政府が自前で集めたものではありません。企業の研究者が論文にした指標を、BLSが採用した形です。Anthropicの論文もMicrosoftの論文も、著者の所属がそのまま企業名になっています。
企業のログが統計に入れたのは、O*NETという共通の枠があったからです
O*NET(米労働省が持つ職業データベース。どの職業がどんな作業でできているかを分解してある)は、職業を作業の単位まで分けてあります。AIとの会話をその作業に当てはめると、職業ごとの点数になります。
⇒ 会話ログそのものは統計になりません。既にある職業の枠に載せて、初めて統計の入力になります。
本紙は前号で、Atlassianが自社のデータ層に文脈を溜めている話を書きました。あちらは、集めたものを自社の中で使う形です。今回は、集めたものが外に出て国の統計の一部になりました。
BLSの5つの指標のうち4つは、AIの出力かAIの利用記録です
BLSの分類が見ているのは、AIの側の記録です。人がどう働いたかではありません。
BLS自身が「その職業の人が仕事で使ったかは直接見ていない」と書いています。分かるのは、会話の内容がある職業の作業に似ているところまでです。

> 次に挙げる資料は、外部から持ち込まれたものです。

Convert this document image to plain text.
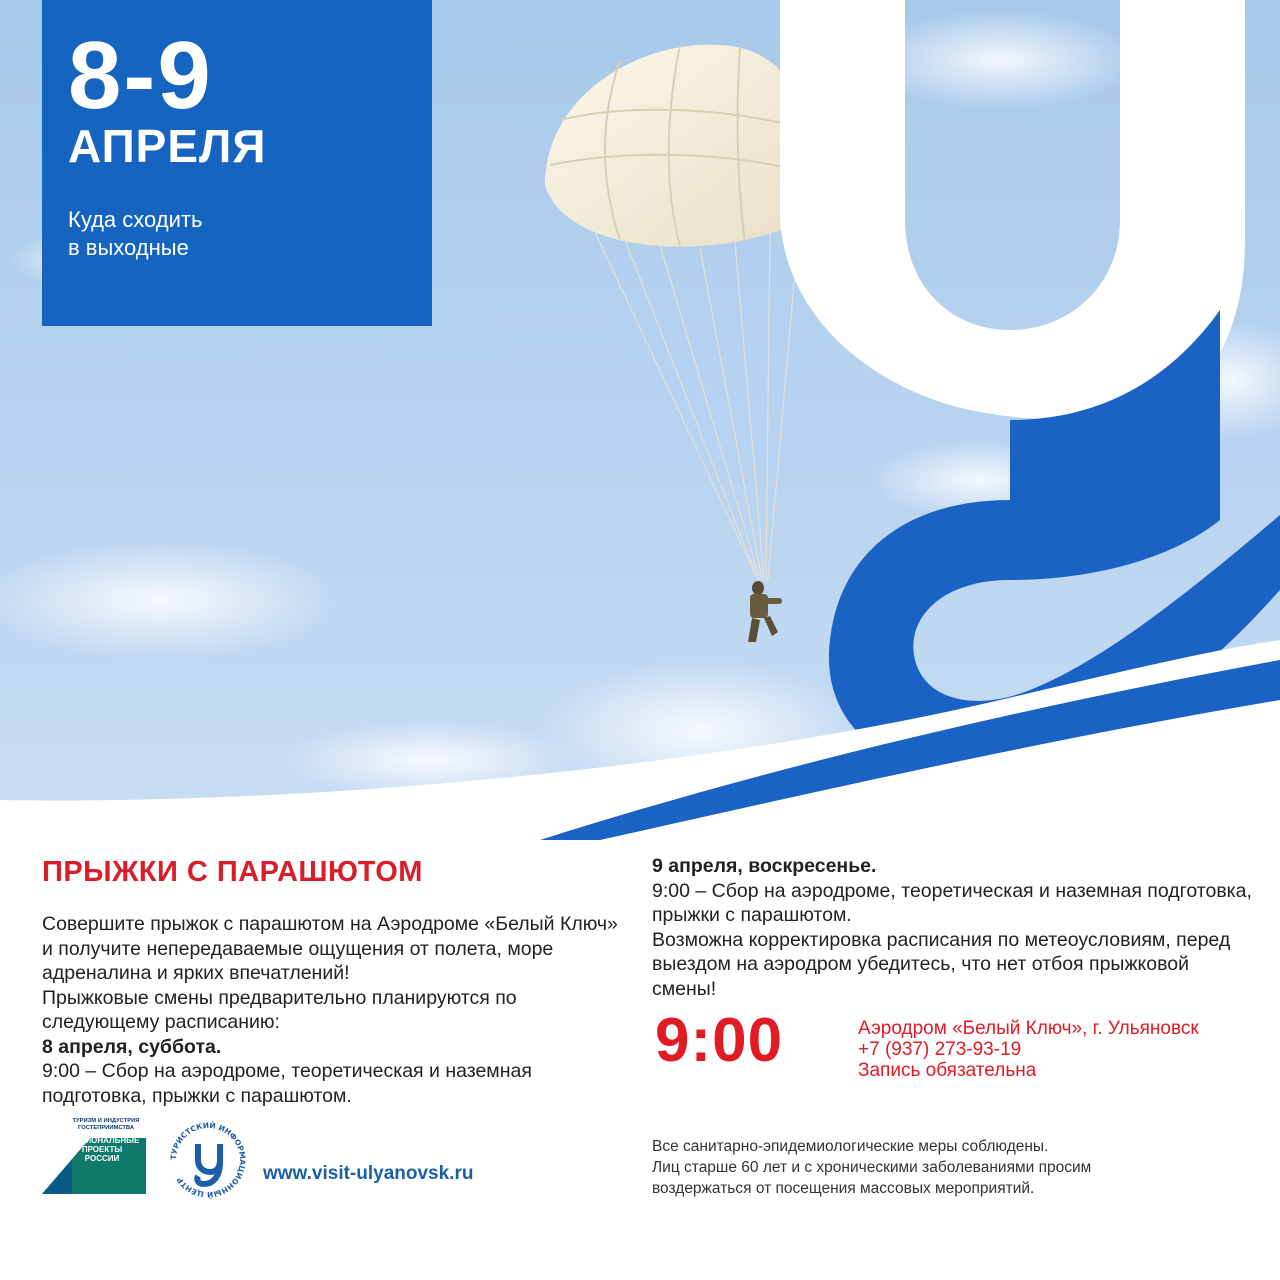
8-9
АПРЕЛЯ
Куда сходить
в выходные
ПРЫЖКИ С ПАРАШЮТОМ
Совершите прыжок с парашютом на Аэродроме «Белый Ключ» и получите непередаваемые ощущения от полета, море адреналина и ярких впечатлений!
Прыжковые смены предварительно планируются по следующему расписанию:
8 апреля, суббота.
9:00 – Сбор на аэродроме, теоретическая и наземная подготовка, прыжки с парашютом.
9 апреля, воскресенье.
9:00 – Сбор на аэродроме, теоретическая и наземная подготовка, прыжки с парашютом.
Возможна корректировка расписания по метеоусловиям, перед выездом на аэродром убедитесь, что нет отбоя прыжковой смены!
9:00	Аэродром «Белый Ключ», г. Ульяновск
+7 (937) 273-93-19
Запись обязательна
Все санитарно-эпидемиологические меры соблюдены.
Лиц старше 60 лет и с хроническими заболеваниями просим
воздержаться от посещения массовых мероприятий.
ТУРИЗМ И ИНДУСТРИЯ ГОСТЕПРИИМСТВА
НАЦИОНАЛЬНЫЕ ПРОЕКТЫ РОССИИ	ТУРИСТСКИЙ ИНФОРМАЦИОННЫЙ ЦЕНТР	www.visit-ulyanovsk.ru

理論の指標2つは、GPT-4とGPT-3.5 Turboが判定しています。AIにできる仕事かどうかを、AIが採点した形です。
⇒ 5つのうち、人間に訊いたのは1つだけです。
同じ Very high に、一般事務(−6.0%)とソフトウェア開発者(+10.2%)が並んでいます
Very high の206職業のうち、141は雇用が増える予測でした。
BLSが7つも「これではない」を並べたのは、この点だと読めます。曝露度は、AIとの重なりを測ったものです。仕事が無くなるかどうかは、そこからは出てきません。